Gastrointestinal Changes and Alzheimer's Disease

Abstract

Background: There is a well-described mechanism of communication between the brain and gastrointestinal system in which both organs influence the function of the other. This bi-directional communication suggests that disease in either organ may affect function in the other.

Objective: To assess whether the evidence supports gastrointestinal system inflammatory or degenerative pathophysiology as a characteristic of Alzheimer's disease (AD).

Methods: A review of both rodent and human studies implicating gastrointestinal changes in AD was performed.

Results: Numerous studies indicate that AD changes are not unique to the brain but also occur at various levels of the gastrointestinal tract involving both immune and neuronal changes. In addition, it appears that numerous conditions and diseases affecting regions of the tract may communicate to the brain to influence disease.

Conclusion: Gastrointestinal changes represent an overlooked aspect of AD, representing a more system influence of this disease.

Keywords: Alzheimer; Microbiome; amyloid; enteric neuron; inflammation; intestine.

Fig. 1.. Interactions between the Gastrointestinal Tract and Brain of Relevance in AD.

The autonomic nervous system innervates the gastrointestinal tract to directly influence the enteric cells, immune cells, and intestinal microbiome.

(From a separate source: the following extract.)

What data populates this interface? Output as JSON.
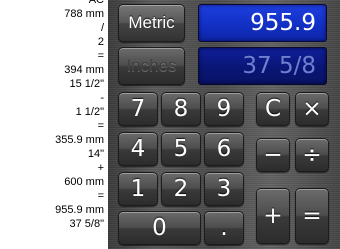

In addition, circulating hormonal secretions can have similar influences on the intestine. In turn, intestine-derived secretions such as bacterial products or metabolites, immune cells, cytokines, neurotransmitters, or enteric hormones may influence nervous communication to the brain directly or travel via the vasculature to affect the brain through mechanisms perhaps involving disruption of the blood-brain barrier (BBB).

Fig. 2.. Possible mechanisms of brain and stomach communication to the brain to potentiate AD pathophysiology.

Periodontitis, characterized by chronic gingival inflammation and bone and tooth loss, increases the risk for AD and dementia. Periodontitis is also positively correlated with increased amyloid plaque load, gliosis, and neuron loss. Increased immune cell activation and circulating cytokines associated with periodontitis may infiltrate through the blood-brain barrier to directly influence disease pathophysiology. Similarly, periodontal pathogens and their components, such as LPS, have been reported to be elevated in AD brains. Rodent studies of oral pathogen infection support the human disease findings by stimulating increased brain cytokines and LPS, memory dysfunction, neuron loss, elevated Aβ, and increased phospho-tau levels. In addition to the inflammatory contributions of changing oral health to the brain in AD, several studies demonstrate that the peripheral inflammatory changes associated with gastric infection and gastritis also induce AD-like changes in rodents, including elevated brain cytokines and altered behavior. This notion is supported by human studies demonstrating an increased association of H. pylori infection with AD patients compared to controls and improved behavior with eradication therapy.

Fig. 3.. Potential contributions of the small and large intestine to AD pathophysiology.

Several studies validate disease-related changes in the small intestines of AD patients and rodent models characterized by Aβ and tau pathology and inflammatory changes. For example, small intestine epithelial cells express APP in response to dietary changes such as a high-fat diet and can secrete Aβ peptide possibly into the intestinal connective tissue and the circulation. In agreement with this, enteric neurons in rodent models and AD patient small intestines have demonstrated intracellular Aβ, immune cell changes, neuron expression differences, and phospho-tau increases. Different rodent models of AD have also identified intestinal motility and permeability changes compared to controls. Although the intestine-related dysfunction represents a disease phenotype, it is possible that enteric-derived Aβ, phospho-tau, activated immune cells, enteric hormones, or cytokines may communicate to the brain to influence disease via the circulation or direct neuronal innervation. Similar contributions to disease may exist for the large intestine. For example, intestinal inflammatory changes such as those associated with IBD may provide a driving force for exacerbating bacterial translocation through a disrupted epithelial layer and immune cell activation and enteric neuron dysfunction that communicates to the brain in AD. Rodent IBD studies validate that intestinal immune and functional compromise and an impaired epithelial barrier communicate to the brain to exacerbate gliosis, cytokine elevations, and increased plaque load using AD mouse models. Age, diet, environment, or disease-associated changes in the intestinal microbiome, largely localized to the large intestine, have also been characterized in human AD patients and rodent models. This dysbiosis correlates with cognitive changes and peripheral inflammatory states. Disease-modifying, unique bacteria or their components and secretory products such as LPS, small chain fatty acids, and secondary bile acids have been examined in human and rodent models to identify therapeutic targets. It is clear from rodent studies that manipulation of the intestinal microbiome is sufficient to alter brain changes such as behavior, gliosis, inflammatory changes, and Aβ levels in rodent models.